Взмах крыльев (Сергеев-Ценский)

Взмах крыльев
автор Сергей Николаевич Сергеев-Ценский
Опубл.: 1904. Источник: az.lib.ru • Стихотворение в прозе.

    Сергей Николаевич Сергеев-Ценский.
    Взмах крыльев
    Править

    Стихотворение в прозе

    IПравить

    Когда я шел домой, был вечер. Я был тогда еще небольшим, но ясно помню, что я устал, еле передвигал несгибавшиеся ноги и хотел пить.

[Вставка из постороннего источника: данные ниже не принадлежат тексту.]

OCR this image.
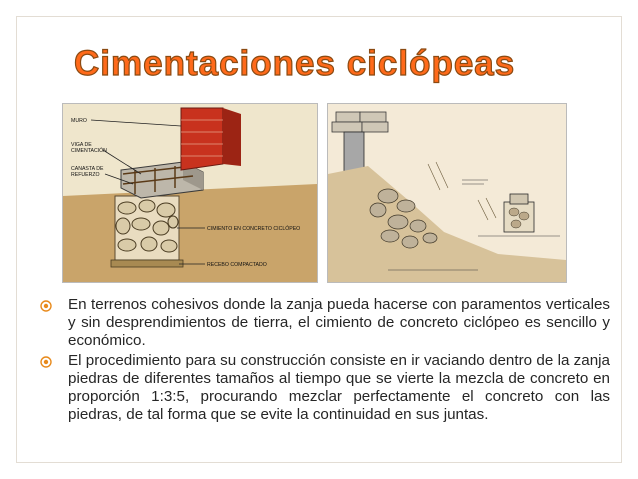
Cimentaciones ciclópeas
MURO
VIGA DE
CIMENTACIÓN
CANASTA DE
REFUERZO
CIMIENTO EN CONCRETO CICLÓPEO
RECEBO COMPACTADO
En terrenos cohesivos donde la zanja pueda hacerse con paramentos verticales y sin desprendimientos de tierra, el cimiento de concreto ciclópeo es sencillo y económico.
El procedimiento para su construcción consiste en ir vaciando dentro de la zanja piedras de diferentes tamaños al tiempo que se vierte la mezcla de concreto en proporción 1:3:5, procurando mezclar perfectamente el concreto con las piedras, de tal forma que se evite la continuidad en sus juntas.
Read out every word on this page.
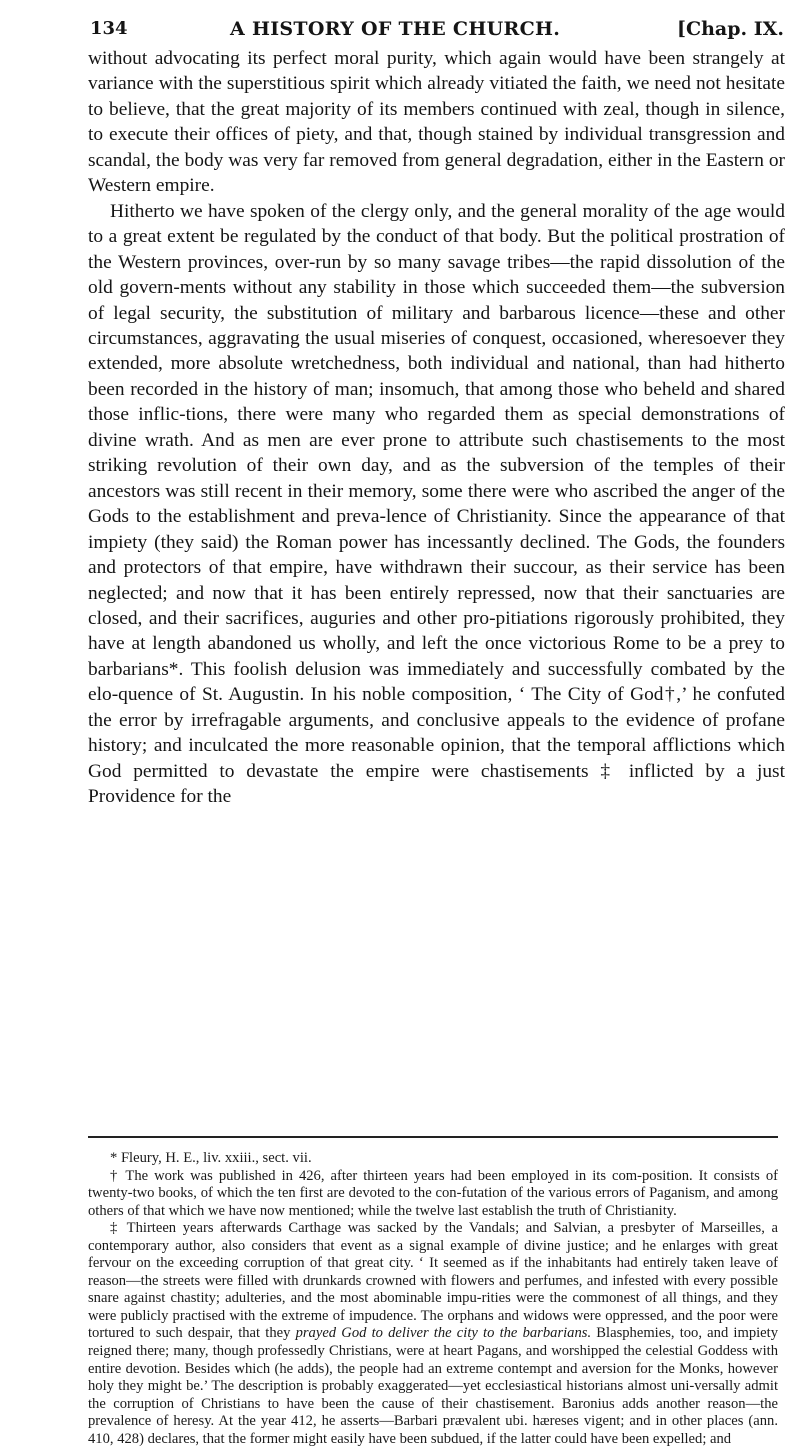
134	A HISTORY OF THE CHURCH.	[Chap. IX.

without advocating its perfect moral purity, which again would have been strangely at variance with the superstitious spirit which already vitiated the faith, we need not hesitate to believe, that the great majority of its members continued with zeal, though in silence, to execute their offices of piety, and that, though stained by individual transgression and scandal, the body was very far removed from general degradation, either in the Eastern or Western empire.

Hitherto we have spoken of the clergy only, and the general morality of the age would to a great extent be regulated by the conduct of that body. But the political prostration of the Western provinces, over-run by so many savage tribes—the rapid dissolution of the old govern-ments without any stability in those which succeeded them—the subversion of legal security, the substitution of military and barbarous licence—these and other circumstances, aggravating the usual miseries of conquest, occasioned, wheresoever they extended, more absolute wretchedness, both individual and national, than had hitherto been recorded in the history of man; insomuch, that among those who beheld and shared those inflic-tions, there were many who regarded them as special demonstrations of divine wrath. And as men are ever prone to attribute such chastisements to the most striking revolution of their own day, and as the subversion of the temples of their ancestors was still recent in their memory, some there were who ascribed the anger of the Gods to the establishment and preva-lence of Christianity. Since the appearance of that impiety (they said) the Roman power has incessantly declined. The Gods, the founders and protectors of that empire, have withdrawn their succour, as their service has been neglected; and now that it has been entirely repressed, now that their sanctuaries are closed, and their sacrifices, auguries and other pro-pitiations rigorously prohibited, they have at length abandoned us wholly, and left the once victorious Rome to be a prey to barbarians*. This foolish delusion was immediately and successfully combated by the elo-quence of St. Augustin. In his noble composition, ‘ The City of God†,’ he confuted the error by irrefragable arguments, and conclusive appeals to the evidence of profane history; and inculcated the more reasonable opinion, that the temporal afflictions which God permitted to devastate the empire were chastisements ‡ inflicted by a just Providence for the

* Fleury, H. E., liv. xxiii., sect. vii.

† The work was published in 426, after thirteen years had been employed in its com-position. It consists of twenty-two books, of which the ten first are devoted to the con-futation of the various errors of Paganism, and among others of that which we have now mentioned; while the twelve last establish the truth of Christianity.

‡ Thirteen years afterwards Carthage was sacked by the Vandals; and Salvian, a presbyter of Marseilles, a contemporary author, also considers that event as a signal example of divine justice; and he enlarges with great fervour on the exceeding corruption of that great city. ‘ It seemed as if the inhabitants had entirely taken leave of reason—the streets were filled with drunkards crowned with flowers and perfumes, and infested with every possible snare against chastity; adulteries, and the most abominable impu-rities were the commonest of all things, and they were publicly practised with the extreme of impudence. The orphans and widows were oppressed, and the poor were tortured to such despair, that they prayed God to deliver the city to the barbarians. Blasphemies, too, and impiety reigned there; many, though professedly Christians, were at heart Pagans, and worshipped the celestial Goddess with entire devotion. Besides which (he adds), the people had an extreme contempt and aversion for the Monks, however holy they might be.’ The description is probably exaggerated—yet ecclesiastical historians almost uni-versally admit the corruption of Christians to have been the cause of their chastisement. Baronius adds another reason—the prevalence of heresy. At the year 412, he asserts—Barbari prævalent ubi. hæreses vigent; and in other places (ann. 410, 428) declares, that the former might easily have been subdued, if the latter could have been expelled; and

    Целый день, с пяти часов утра, я дышал лесом, ловил рыбу в длинном и тихом озере Глушице и лазил на тонкие верхушки деревьев за спелой черемухой.

    На плече моем болтались плохо смотанные лески трех удочек, руки мне оттягивала круглая кошелка с пятью подлещиками и красноперками, а губы были черны и клейки от черемухи.

    Впрочем, к поясу моему на веревочке был привязан по-охотничьи, за шейку, хвостом вниз, полуощипанный голубь, счастливо отбитый мною у ястреба.

    Этот голубь был моей гордостью.

    Я представлял, как буду рассказывать об этом сестренке Тане подробно и обстоятельно. Изображу, как увидел ястреба в кустах бирючины над оврагом, — огромного, коричневого с белым; он сидел и рвал перья крючковатым клювом, и голубиное мясо краснело под его когтями.

    Я крикнул; он обернулся и поглядел кругло и хищно, вытянув шею. Я бросился к нему с удочками наперевес; он выпустил добычу и шарахнулся кверху, шумя листьями.

    Через минуту он уже далеко тянул над полем к городу, тяжело шевеля крыльями, а сизый белохвостый голубь лежал в моих руках еще теплый и мягкий.

    Я представлял, как Таня будет осторожно гладить его пальцами, прижиматься к нему бледненькой щекой и тягуче говорить: «Бе-едный голубчик!» — а я в это время буду пить чай и торопливо есть булку. И когда я соображал на ходу, сколько чашек чаю я выпью, выходили все двузначные числа, и булка казалась необыкновенно вкусной.

    Я прошел уже прилегавшие к больнице кирпичные сараи и огороды с капустой и огурцами, прошел длинный желтый забор сада и подошел к тому корпусу огромной больницы, в котором служил мой отец.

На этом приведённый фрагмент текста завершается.